Computer tech, blogger, husband, father, and avid MSI U100 user.

16 replies on “Tango pocket-sized desktop supports Windows and Linux (crowdfunding)”

  1. Seems a decade or so behind the times. With the rise of cloud computing and the ubiquity of unlimited data plans on mobile devices there are way better options that already exist. The fact that it requires the dock kinda defeats the point doesn’t it? They should make it self sufficient and have the dock be an optional expansion similar to how laptop docking stations work.

  2. To me a pocketable pc is a complete pc that fits in my pocket and can be used anywhere. Display and batteries. Looks like I will stick with my 10 year old pocket pc

  3. Did the indiegogo supporters received their tangopc? I read somewhere that they were supposed to deliver last month, any developments on that?

  4. Darn, I thought it was something else when I clicked on the link. I should have known better.

  5. As good as a removable hard drive. Who cares about removing the ram and processor if you can’t use it standalone!

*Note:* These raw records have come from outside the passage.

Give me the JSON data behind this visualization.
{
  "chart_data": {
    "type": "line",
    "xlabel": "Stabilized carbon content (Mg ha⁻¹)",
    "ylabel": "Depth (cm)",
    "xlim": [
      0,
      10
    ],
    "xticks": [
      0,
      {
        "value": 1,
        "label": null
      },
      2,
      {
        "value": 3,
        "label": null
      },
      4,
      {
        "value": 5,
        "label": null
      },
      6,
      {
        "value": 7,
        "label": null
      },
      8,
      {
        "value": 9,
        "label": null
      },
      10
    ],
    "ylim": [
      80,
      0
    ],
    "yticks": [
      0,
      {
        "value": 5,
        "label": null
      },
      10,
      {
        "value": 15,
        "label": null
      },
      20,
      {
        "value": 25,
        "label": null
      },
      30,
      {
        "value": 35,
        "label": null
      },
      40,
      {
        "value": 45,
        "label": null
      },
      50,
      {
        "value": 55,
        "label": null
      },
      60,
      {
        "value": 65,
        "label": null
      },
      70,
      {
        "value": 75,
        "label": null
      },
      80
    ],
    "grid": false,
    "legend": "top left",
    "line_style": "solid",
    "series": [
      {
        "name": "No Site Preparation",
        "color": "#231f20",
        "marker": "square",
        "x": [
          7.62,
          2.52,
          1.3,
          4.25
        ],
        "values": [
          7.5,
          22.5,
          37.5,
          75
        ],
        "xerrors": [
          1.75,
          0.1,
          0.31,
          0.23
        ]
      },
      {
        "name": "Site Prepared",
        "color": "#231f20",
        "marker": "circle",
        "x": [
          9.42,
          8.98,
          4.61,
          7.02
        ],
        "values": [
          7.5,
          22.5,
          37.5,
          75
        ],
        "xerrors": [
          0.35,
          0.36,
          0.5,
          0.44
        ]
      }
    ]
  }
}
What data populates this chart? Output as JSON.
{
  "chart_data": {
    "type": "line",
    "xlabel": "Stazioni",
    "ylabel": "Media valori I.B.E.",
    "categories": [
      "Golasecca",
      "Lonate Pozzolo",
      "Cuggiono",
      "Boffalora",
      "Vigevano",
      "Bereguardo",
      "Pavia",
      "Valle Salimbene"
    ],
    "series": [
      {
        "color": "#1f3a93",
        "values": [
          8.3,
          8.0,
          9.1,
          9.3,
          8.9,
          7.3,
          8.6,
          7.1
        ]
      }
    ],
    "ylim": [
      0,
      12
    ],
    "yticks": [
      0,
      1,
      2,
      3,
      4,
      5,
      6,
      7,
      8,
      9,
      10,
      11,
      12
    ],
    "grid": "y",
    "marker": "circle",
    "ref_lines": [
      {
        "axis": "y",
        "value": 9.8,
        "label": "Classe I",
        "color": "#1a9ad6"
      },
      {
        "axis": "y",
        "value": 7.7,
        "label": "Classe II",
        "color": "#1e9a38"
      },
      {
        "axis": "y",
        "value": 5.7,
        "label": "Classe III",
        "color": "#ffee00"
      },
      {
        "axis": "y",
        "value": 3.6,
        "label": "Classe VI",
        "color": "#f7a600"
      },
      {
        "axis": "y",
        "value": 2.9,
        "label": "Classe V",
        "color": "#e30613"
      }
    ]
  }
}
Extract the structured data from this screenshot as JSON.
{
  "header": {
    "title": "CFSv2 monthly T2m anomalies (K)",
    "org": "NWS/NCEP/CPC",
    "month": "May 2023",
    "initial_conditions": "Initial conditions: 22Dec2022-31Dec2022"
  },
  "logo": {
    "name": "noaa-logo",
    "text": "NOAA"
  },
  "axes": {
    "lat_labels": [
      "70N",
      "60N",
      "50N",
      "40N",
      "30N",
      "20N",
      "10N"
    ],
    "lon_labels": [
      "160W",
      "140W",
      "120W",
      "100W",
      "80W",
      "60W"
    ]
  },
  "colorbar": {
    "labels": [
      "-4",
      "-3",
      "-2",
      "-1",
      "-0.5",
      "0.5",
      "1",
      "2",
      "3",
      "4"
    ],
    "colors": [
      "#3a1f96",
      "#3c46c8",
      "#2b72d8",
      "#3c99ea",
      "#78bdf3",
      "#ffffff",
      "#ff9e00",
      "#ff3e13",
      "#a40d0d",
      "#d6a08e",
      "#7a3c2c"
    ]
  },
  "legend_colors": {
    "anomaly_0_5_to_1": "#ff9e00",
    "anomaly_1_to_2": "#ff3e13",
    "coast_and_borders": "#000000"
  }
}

  6. They should have spent their time and money making an AMD powered NUC-style computer. the dockable PC idea is neat, but I have no problem lugging my NUC around.

  7. When i read the headline i thought someone is finally releasing a modern UMPC. Damn it.

    1. I thought it would be like the OQO computer. The OQO was portable and dockable. I think its downfall was its price.

  8. Interesting twist, but needs a pocket dock option to make it truly plug-in-anywhere. Otherwise would be better off with some kind of HDMI stick based solution. These crowdsourcing sites seem chock full of wheel reinvention, ultimately, and invariably demanding more money than 1001 Chinese things.

    1. With microsoft changing its license charge model, one wonders why Windows Dongles aren’t showing up.

      1. Agreed. I am not a fan of RT at all, but honestly I would love a Windows RT dongle. There are plenty of ARM powered 1.6ghz quad-core dongles with 2gb of RAM.